Keywords

Crime rate, US cities, Linear Model.

Intro

In the following analysis we try to apply a linear model on a multivariate data set.

Step 1 - reading the data

We refer to the all.us.city.crime.1970 data set containing data about crime rates along with population statistics in the 24 largest cities of the USA in the year 1970 (see R Documentation for details).

library(cluster.datasets)
library(plotly)
## reading the data
data(all.us.city.crime.1970)
crimedf <- all.us.city.crime.1970
names(crimedf)
##  [1] "city"             "population"       "white.change"    
##  [4] "black.population" "murder"           "rape"            
##  [7] "robbery"          "assault"          "burglary"        
## [10] "car.theft"

The variable population is the city population in thousands.
The variable white.change is the percent change in inner city white population from 1960 to 1970.
The variable black.population is the black population in thousands.
The six crime rate variables (murder, rape, robbery, assault, burglary, car.theft) are per 100,000 population.

Step 2 - preprocessing the data

Introduce 2 new variables

We introduce two new variables:
1 - crime.total expressing the sum of the first 4 crime rate variables (i.e. personal crimes or crimes against the Person)
2 - black.perc expressing the percentage of black population on the total city population:

Define a new variable (b) for grouping purposes

The variable b allows us to identify 4 groups or levels of values for the variable black.perc.
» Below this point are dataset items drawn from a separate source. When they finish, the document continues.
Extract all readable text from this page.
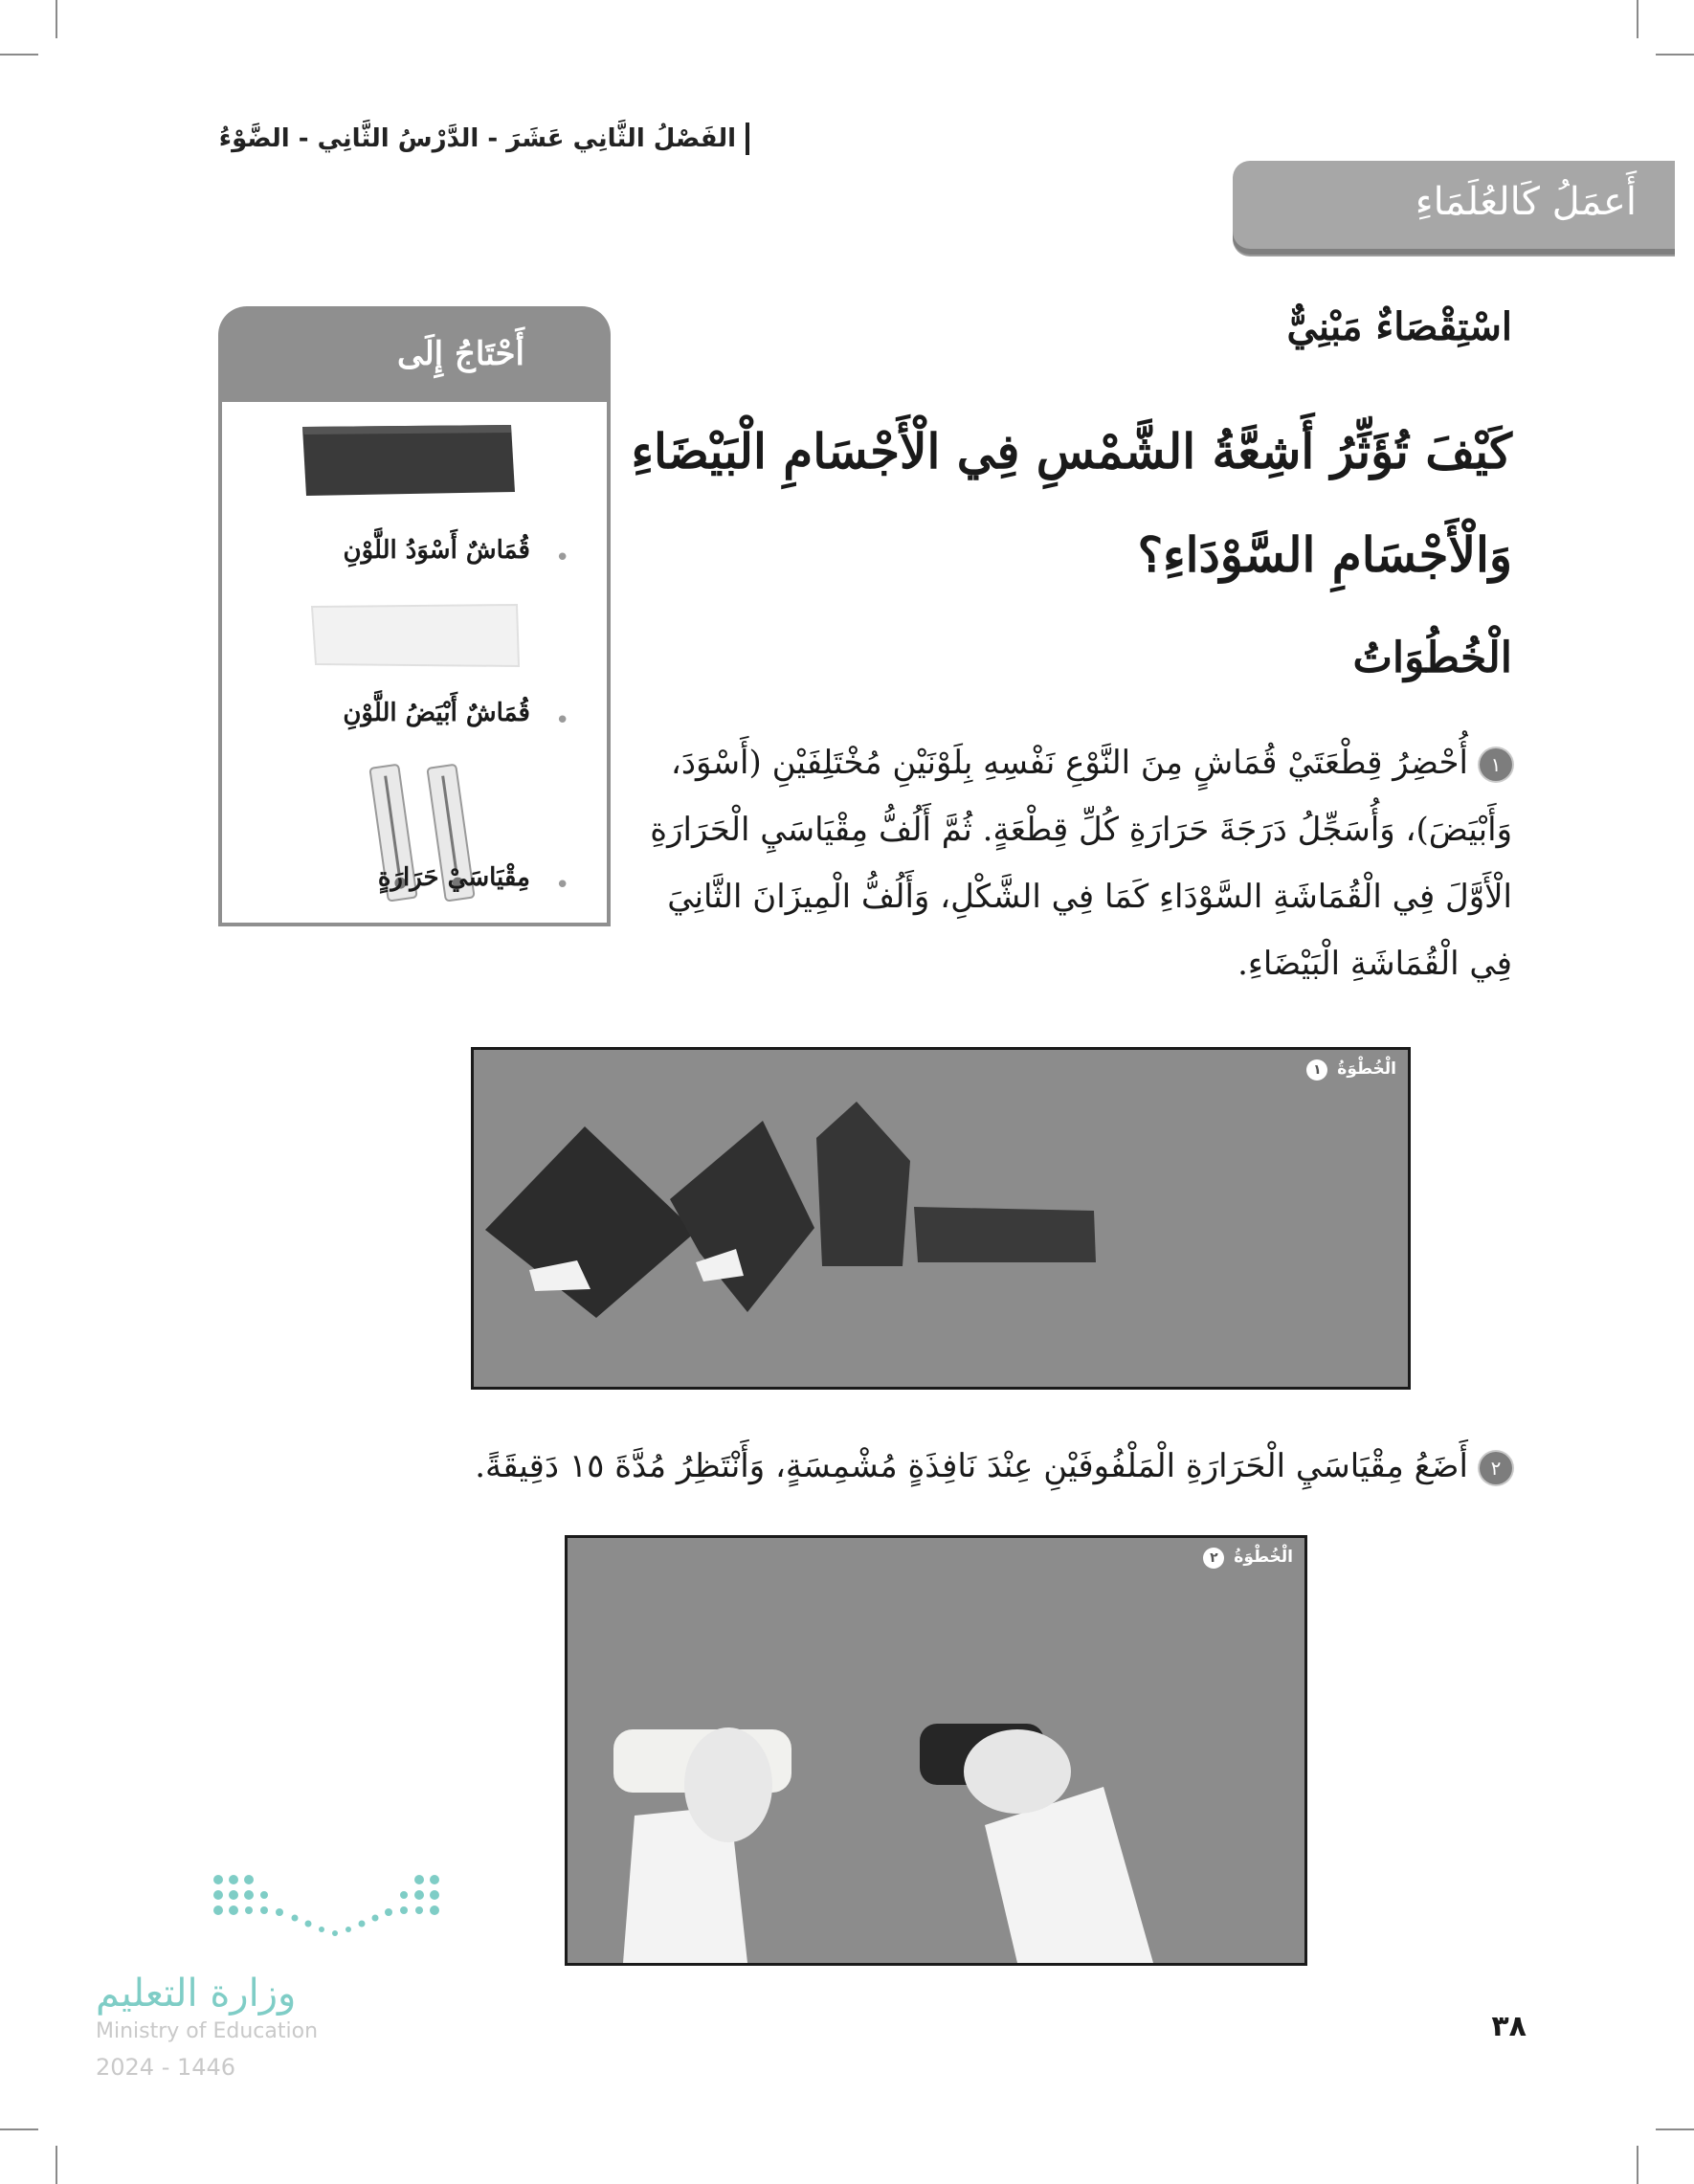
الفَصْلُ الثَّانِي عَشَرَ - الدَّرْسُ الثَّانِي - الضَّوْءُ
أَعمَلُ كَالعُلَمَاءِ
اسْتِقْصَاءٌ مَبْنِيٌّ
كَيْفَ تُؤَثِّرُ أَشِعَّةُ الشَّمْسِ فِي الْأَجْسَامِ الْبَيْضَاءِ وَالْأَجْسَامِ السَّوْدَاءِ؟
الْخُطُوَاتُ
١أُحْضِرُ قِطْعَتَيْ قُمَاشٍ مِنَ النَّوْعِ نَفْسِهِ بِلَوْنَيْنِ مُخْتَلِفَيْنِ (أَسْوَدَ، وَأَبْيَضَ)، وَأُسَجِّلُ دَرَجَةَ حَرَارَةِ كُلِّ قِطْعَةٍ. ثُمَّ أَلُفُّ مِقْيَاسَيِ الْحَرَارَةِ الْأَوَّلَ فِي الْقُمَاشَةِ السَّوْدَاءِ كَمَا فِي الشَّكْلِ، وَأَلُفُّ الْمِيزَانَ الثَّانِيَ فِي الْقُمَاشَةِ الْبَيْضَاءِ.
أَحْتَاجُ إِلَى
•
قُمَاشٌ أَسْوَدُ اللَّوْنِ
•
قُمَاشٌ أَبْيَضُ اللَّوْنِ
•
مِقْيَاسَيْ حَرَارَةٍ
الْخُطْوَةُ ١
٢أَضَعُ مِقْيَاسَيِ الْحَرَارَةِ الْمَلْفُوفَيْنِ عِنْدَ نَافِذَةٍ مُشْمِسَةٍ، وَأَنْتَظِرُ مُدَّةَ ١٥ دَقِيقَةً.
الْخُطْوَةُ ٢
وزارة التعليم
Ministry of Education
2024 - 1446
٣٨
b <- rep("", dim(mydata)[1])
qbp <- quantile(mydata$black.perc)
for(i in 4:1) {
  for(j in 1:dim(mydata)[1]){
    if(mydata$black.perc[j] <= qbp[i+1]) 
      b[j] <- paste("level ", i, " (<= ", qbp[i+1], ")", 
                    sep = "")
  }
}
mydata <- data.frame(mydata, b)
unique(sort(b))
## [1] "level 1 (<= 7.675)"  "level 2 (<= 15.95)"  "level 3 (<= 18.225)"
## [4] "level 4 (<= 25.8)"

Step 3 - exploratory data analysis

Create a boxplot and a scatterplot

The following plots display the positive relationship between total crime rate (referring to personal crimes) and black population percentage in the US cities.

qplot(factor(b), crime.total, data = mydata, 
      geom = "boxplot", 
      colour = I("darkred"), fill = I("tan"),
      xlab = "Black population percentage", 
      ylab = "Crime Rate", main = "US cities - year 1970")

qplot(black.perc, crime.total, data = mydata, 
      geom = "point", size = population, 
      colour = factor(b),
      xlab = "Black population percentage", 
      ylab = "Crime Rate", main = "US cities - year 1970")

Step 4 - fit a linear model

In the final step, we fit a linear model and perform an analysis of variance

mdl <- lm(crime.total ~ black.perc, mydata)
mdl
## 
## Call:
## lm(formula = crime.total ~ black.perc, data = mydata)
## 
## Coefficients:
## (Intercept)   black.perc  
##       55.88        32.50

Analysis of variance

anova(mdl)
## Analysis of Variance Table
## 
## Response: crime.total
##            Df  Sum Sq Mean Sq F value    Pr(>F)    
## black.perc  1 1076492 1076492  35.898 4.971e-06 ***
## Residuals  22  659727   29988                      
## ---
## Signif. codes:  0 '***' 0.001 '**' 0.01 '*' 0.05 '.' 0.1 ' ' 1

The analysis above shows a good fitting for the chosen model.